A Repubblica: «Se uno esordisce molto giovane la stampa si aspetta molto. Prima volta in uno stadio? I miei mi portarono al San Paolo ma non si giocava»

La Repubblica intervista Simone Pafundi, giovane talento italiano che ora gioca in Svizzera. Oggi debutta con l’Italia
contro la Norvegia a Belfast all’Europeo U19 in Irlanda del Nord.
Pafundi, partiamo dal principio: il 16 novembre del 2022 a 16 anni, 8 mesi e 2 giorni lei è diventato il calciatore più giovane dal 1911 ad aver esordito in azzurro. Ricorda quel giorno?
«E chi se lo scorda. Mancini mi ha chiamato all’88’, mi stavo scaldando: mi sono preparato in un attimo, sono entrato e da quel momento non ho più capito nulla. Dalla mattina avevo intuito qualcosa, un po’ ci speravo ma non è che fossi tanto sicuro di giocare».
Per lei però l’esperienza è finita lì. Invece all’Europeo dei grandi la star è Yamal, che ha l’età che aveva lei al debutto azzurro. E non è l’unico.
«Sono molto felice per loro. E vedere Yamal fare quelle prestazioni piace, piace parecchio. Io non sono lì, è vero, ma penso che con il lavoro ci posso arrivare».
Che consigli le dava Mancini?
«Il mister mi ha sempre detto di stare tranquillo, non mi ha mai messo pressioni, anche quando uscivano cose su di me. Mi ha riempito di consigli. Mi diceva: dai tutto quello che hai. E con lui hosempre cercato di fare del mio meglio, gli sarò sempre grato».
Da bambino prodigio a emigrante: ci racconta la scelta di lasciare l’Udinese per il Losanna?
«Sono andato via per giocare. Venivo da un anno pieno di pressioni, è stata la scelta giusta. È un campionato in cui ho meno
pressioni, sono più libero. Contento».
Pafundi: «Se uno esordisce molto giovane la stampa si aspetta molto»
Pressione, pressione: continua a ripetere questa parola.

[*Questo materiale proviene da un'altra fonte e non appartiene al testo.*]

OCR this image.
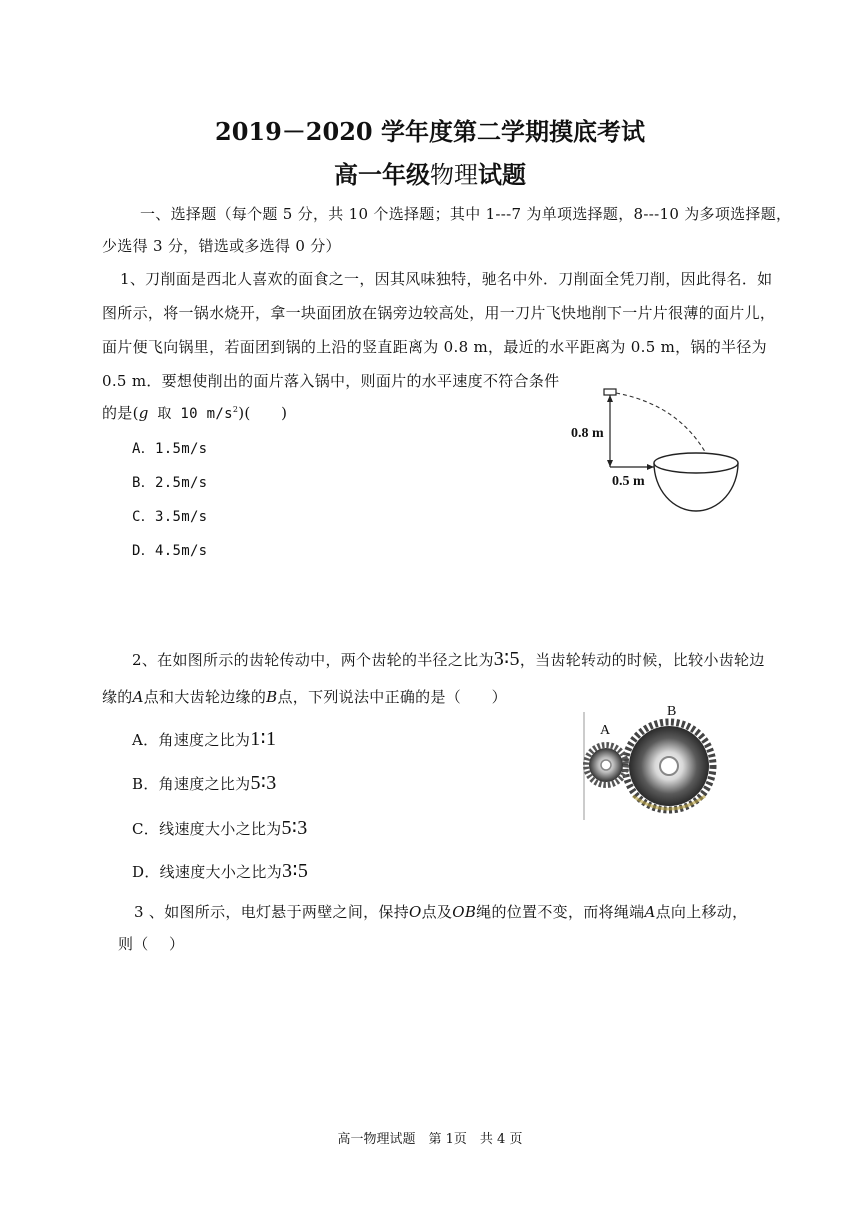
2019－2020 学年度第二学期摸底考试
高一年级物理试题
一、选择题（每个题 5 分，共 10 个选择题；其中 1---7 为单项选择题，8---10 为多项选择题，
少选得 3 分，错选或多选得 0 分）
1、刀削面是西北人喜欢的面食之一，因其风味独特，驰名中外．刀削面全凭刀削，因此得名．如
图所示，将一锅水烧开，拿一块面团放在锅旁边较高处，用一刀片飞快地削下一片片很薄的面片儿，
面片便飞向锅里，若面团到锅的上沿的竖直距离为 0.8 m，最近的水平距离为 0.5 m，锅的半径为
0.5 m．要想使削出的面片落入锅中，则面片的水平速度不符合条件
的是(g 取 10 $m/s^2$)(　　)
A．1.5m/s
B．2.5m/s
C．3.5m/s
D．4.5m/s
0.8 m
0.5 m
2、在如图所示的齿轮传动中，两个齿轮的半径之比为3∶5，当齿轮转动的时候，比较小齿轮边
缘的A点和大齿轮边缘的B点，下列说法中正确的是（　　）
A．角速度之比为1∶1
B．角速度之比为5∶3
C．线速度大小之比为5∶3
D．线速度大小之比为3∶5
A
B
3 、如图所示，电灯悬于两壁之间，保持O点及OB绳的位置不变，而将绳端A点向上移动，
则（　 ）
高一物理试题　第 1页　共 4 页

«Se uno esordisce molto giovane in Nazionale e poi in Serie A, la stampa, la gente, si aspetta molto. Io però di opportunità ne ho avute poche. Per scelte che posso rispettare serenamente. Sono tranquillo, penso che l’unica cosa che devo fare ora è far bene questo Europeo Under 19».
Ricorda la prima volta in cui è entrato in uno stadio?
«La mia famiglia è originaria di Napoli e mi portarono al vecchio San Paolo. Ma non si giocava nessuna partita, era vuoto e io ero piccolo piccolo. La prima vera volta allo stadio è stata in Serie A: prima a Udine, quando andai in panchina contro lo Spezia. E poi la settimana
dopo a Salerno, il giorno dell’esordio. Lo stadio era una bolgia, bellissimo. Un bel ricordo».
Quali sono i suoi interessi fuori dal campo?
«Mi piacciono altre cose oltre al calcio. Mi piace giocare a ping pong, guardare il tennis. Avevo una passione per Federer: è sempre
stato il mio tennista preferito. Purtroppo però oggi la sua classe non ce l’ha nessuno».